あのスシローが手がける「すし居酒屋」の正体 「飲めるサーモン」など不思議メニューが続々

東洋経済オンライン / 2019年6月4日 7時0分

スシローグローバルホールディングスが手がける大衆寿司居酒屋「杉玉」。写真は5月下旬にオープンした綱島駅近くの店舗(撮影:大澤誠)

東急東横線の綱島駅(神奈川県横浜市港北区)の近くを歩いていると、真新しい外観の飲食店が目に入る。店の入り口には「鮨・酒・肴 杉玉」という看板が掲げられている。実はこの店舗、回転ずしチェーン最大手「スシロー」を展開するスシローグローバルホールディングスが手がける大衆寿司居酒屋なのだ。
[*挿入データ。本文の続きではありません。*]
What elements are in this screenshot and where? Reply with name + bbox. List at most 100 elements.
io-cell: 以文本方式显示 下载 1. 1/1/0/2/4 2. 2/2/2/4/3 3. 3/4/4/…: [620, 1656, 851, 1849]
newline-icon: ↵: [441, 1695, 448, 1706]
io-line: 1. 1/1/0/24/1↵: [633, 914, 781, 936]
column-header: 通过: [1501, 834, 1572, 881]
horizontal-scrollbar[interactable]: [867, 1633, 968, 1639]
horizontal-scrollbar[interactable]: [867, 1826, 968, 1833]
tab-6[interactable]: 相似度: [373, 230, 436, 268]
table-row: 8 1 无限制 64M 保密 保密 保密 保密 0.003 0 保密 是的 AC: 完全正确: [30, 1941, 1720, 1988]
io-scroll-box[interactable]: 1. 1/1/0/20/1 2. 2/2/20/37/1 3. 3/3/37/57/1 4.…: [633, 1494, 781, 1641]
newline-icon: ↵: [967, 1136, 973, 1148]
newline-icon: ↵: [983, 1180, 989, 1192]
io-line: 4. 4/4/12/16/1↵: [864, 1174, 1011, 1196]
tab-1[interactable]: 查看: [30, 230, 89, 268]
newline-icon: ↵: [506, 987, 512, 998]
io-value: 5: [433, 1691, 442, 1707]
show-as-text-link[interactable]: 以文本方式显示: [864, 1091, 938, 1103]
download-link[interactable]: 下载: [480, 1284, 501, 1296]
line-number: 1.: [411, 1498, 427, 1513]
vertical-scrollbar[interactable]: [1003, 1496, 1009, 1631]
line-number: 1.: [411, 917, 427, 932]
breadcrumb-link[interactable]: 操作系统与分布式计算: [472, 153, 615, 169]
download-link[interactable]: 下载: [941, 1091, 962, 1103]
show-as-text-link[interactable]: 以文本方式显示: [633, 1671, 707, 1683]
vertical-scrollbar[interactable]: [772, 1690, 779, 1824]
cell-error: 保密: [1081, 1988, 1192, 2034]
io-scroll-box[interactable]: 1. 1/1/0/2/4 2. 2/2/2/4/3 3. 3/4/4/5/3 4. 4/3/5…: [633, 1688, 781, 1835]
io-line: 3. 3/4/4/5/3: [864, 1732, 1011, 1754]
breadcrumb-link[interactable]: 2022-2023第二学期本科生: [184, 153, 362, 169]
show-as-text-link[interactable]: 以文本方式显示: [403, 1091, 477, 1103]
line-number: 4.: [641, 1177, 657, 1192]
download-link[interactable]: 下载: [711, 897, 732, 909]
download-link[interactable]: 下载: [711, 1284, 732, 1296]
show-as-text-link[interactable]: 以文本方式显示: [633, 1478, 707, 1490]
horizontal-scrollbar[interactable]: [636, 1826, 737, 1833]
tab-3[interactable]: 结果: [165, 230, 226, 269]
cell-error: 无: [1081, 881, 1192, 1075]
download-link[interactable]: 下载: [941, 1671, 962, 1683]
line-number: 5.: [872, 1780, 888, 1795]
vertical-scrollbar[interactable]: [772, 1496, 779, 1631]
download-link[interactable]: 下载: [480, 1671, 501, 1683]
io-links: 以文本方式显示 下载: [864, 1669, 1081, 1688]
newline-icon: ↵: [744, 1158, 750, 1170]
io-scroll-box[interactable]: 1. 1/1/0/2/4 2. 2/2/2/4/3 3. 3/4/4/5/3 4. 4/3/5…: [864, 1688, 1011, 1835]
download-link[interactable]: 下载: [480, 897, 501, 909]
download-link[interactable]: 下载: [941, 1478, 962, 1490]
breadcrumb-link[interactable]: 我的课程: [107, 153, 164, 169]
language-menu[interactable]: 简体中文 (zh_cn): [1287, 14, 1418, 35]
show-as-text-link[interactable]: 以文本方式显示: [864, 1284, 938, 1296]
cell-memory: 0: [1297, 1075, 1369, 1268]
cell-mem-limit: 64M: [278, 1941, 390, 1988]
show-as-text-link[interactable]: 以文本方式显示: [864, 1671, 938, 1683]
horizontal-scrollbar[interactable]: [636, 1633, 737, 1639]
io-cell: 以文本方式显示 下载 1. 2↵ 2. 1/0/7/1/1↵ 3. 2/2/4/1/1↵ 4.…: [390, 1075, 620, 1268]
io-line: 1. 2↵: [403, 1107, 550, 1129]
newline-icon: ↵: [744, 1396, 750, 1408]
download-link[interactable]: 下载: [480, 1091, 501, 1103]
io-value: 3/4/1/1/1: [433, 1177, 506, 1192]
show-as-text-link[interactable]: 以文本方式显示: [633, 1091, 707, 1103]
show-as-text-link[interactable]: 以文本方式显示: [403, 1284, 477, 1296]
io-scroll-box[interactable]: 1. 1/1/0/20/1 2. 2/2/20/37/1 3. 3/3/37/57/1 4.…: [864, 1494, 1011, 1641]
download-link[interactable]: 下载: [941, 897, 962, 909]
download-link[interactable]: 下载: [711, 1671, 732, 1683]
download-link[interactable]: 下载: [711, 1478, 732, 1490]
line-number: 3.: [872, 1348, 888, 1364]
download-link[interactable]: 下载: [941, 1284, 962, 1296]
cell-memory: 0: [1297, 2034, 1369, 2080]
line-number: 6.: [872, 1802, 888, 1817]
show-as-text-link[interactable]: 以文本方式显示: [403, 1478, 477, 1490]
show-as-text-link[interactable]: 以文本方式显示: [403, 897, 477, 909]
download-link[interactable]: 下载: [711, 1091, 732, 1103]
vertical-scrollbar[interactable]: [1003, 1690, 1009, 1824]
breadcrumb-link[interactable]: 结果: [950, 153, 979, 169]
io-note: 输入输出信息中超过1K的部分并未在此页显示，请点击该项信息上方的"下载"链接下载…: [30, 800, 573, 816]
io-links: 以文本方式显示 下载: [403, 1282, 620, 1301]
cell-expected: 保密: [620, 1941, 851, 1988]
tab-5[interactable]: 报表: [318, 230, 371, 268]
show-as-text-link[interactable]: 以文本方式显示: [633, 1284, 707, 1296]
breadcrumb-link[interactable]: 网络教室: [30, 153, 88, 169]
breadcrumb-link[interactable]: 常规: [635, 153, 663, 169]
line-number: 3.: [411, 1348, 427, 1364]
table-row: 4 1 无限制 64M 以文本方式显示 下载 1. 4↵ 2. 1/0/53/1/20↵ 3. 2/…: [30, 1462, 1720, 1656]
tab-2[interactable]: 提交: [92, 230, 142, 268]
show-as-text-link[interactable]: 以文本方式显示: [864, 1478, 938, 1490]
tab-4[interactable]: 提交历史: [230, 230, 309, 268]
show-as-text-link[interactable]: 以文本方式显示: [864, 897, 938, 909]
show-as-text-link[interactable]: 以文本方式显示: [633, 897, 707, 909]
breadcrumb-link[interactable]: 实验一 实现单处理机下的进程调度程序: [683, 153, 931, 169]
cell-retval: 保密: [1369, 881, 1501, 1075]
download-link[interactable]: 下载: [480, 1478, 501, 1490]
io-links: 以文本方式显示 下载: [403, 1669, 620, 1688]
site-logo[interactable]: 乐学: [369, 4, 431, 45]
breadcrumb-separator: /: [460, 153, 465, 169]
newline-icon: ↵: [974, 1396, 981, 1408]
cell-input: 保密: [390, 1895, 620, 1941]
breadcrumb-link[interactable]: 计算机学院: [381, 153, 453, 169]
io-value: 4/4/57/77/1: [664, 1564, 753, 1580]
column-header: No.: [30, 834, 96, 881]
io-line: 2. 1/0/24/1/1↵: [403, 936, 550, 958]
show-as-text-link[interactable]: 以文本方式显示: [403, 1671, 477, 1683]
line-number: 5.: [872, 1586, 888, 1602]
店内にはカウンター席やテーブル席、座敷など合計60の座席が用意されている。店の奥では、伊勢えびが大きく描かれている壁が存在感を放つ。スシローのように回転レーンがあるわけではないことから、何も知らないまま店に入れば、スシローグループということに気づくことはないだろう。

■「不思議メニュー」がずらり

メニューに目を移すと、すしを中心とした海鮮系が中心で、大半の商品が299円(税抜き、以下同)という設定。中でも人気なのが杉玉ポテトサラダ(399円)。刻んだガリの入ったポテトサラダに、あおさのりの入ったパン粉をまぶしている。それを球体の器に入れて提供しているのは、いわゆる“インスタ映え”を狙ってのものだ。

ほかにも「飲めるサーモン」「キャビア寿司」「おでんの大根なのに天麩羅」といったユニークなメニューが数多く目立つ。杉玉を運営するスシロークリエイティブダイニングの金井智秀社長は「あえて不思議な名称にすることで、お客様と従業員との間でコミュニケーションが生まれるきっかけになる」と、その狙いを語る。

すしを中心に据えている、という点についていえば杉玉とスシローは共通している。だが、商品そのものは回転ずしで提供されているものとはかなり違う。ネタは厚切りにしてボリューム感を打ち出すほか、杉玉のシャリについては黒酢やバルサミコ酢を加えるなど、差別化も図っている。

今回オープンした綱島の店舗は神奈川県では初、全国では7店舗目となる。スシローと言えば、直近の業績は競合のくら寿司やかっぱ寿司を引き離し、業界内で“独走状態”にある。本業が好調にもかかわらず、なぜ居酒屋業態に進出する必要があるのだろうか。

「回転ずし事業は順調に推移している。ただ、(従来の)ロードサイドを攻めるだけでは成長に限りがある。高い成長性を維持するためにも、都心や繁華街に目をつけて新しいことにチャレンジしていかなくてはならない」。金井氏は杉玉を展開する狙いについてそう語る。

今回の杉玉で7店舗目の出店となるわけだが、1店舗目は2017年8月に兵庫・西宮市に、2店舗目を2018年1月に東京・神保町に出店。その後、2018年3月に東京・神楽坂で3店舗目をオープンしたが、マスコミへのお披露目は3号店のオープン時が最初で、1号店が開店して約半年間は、あえてスシローの社名を明かさずに営業を続けた。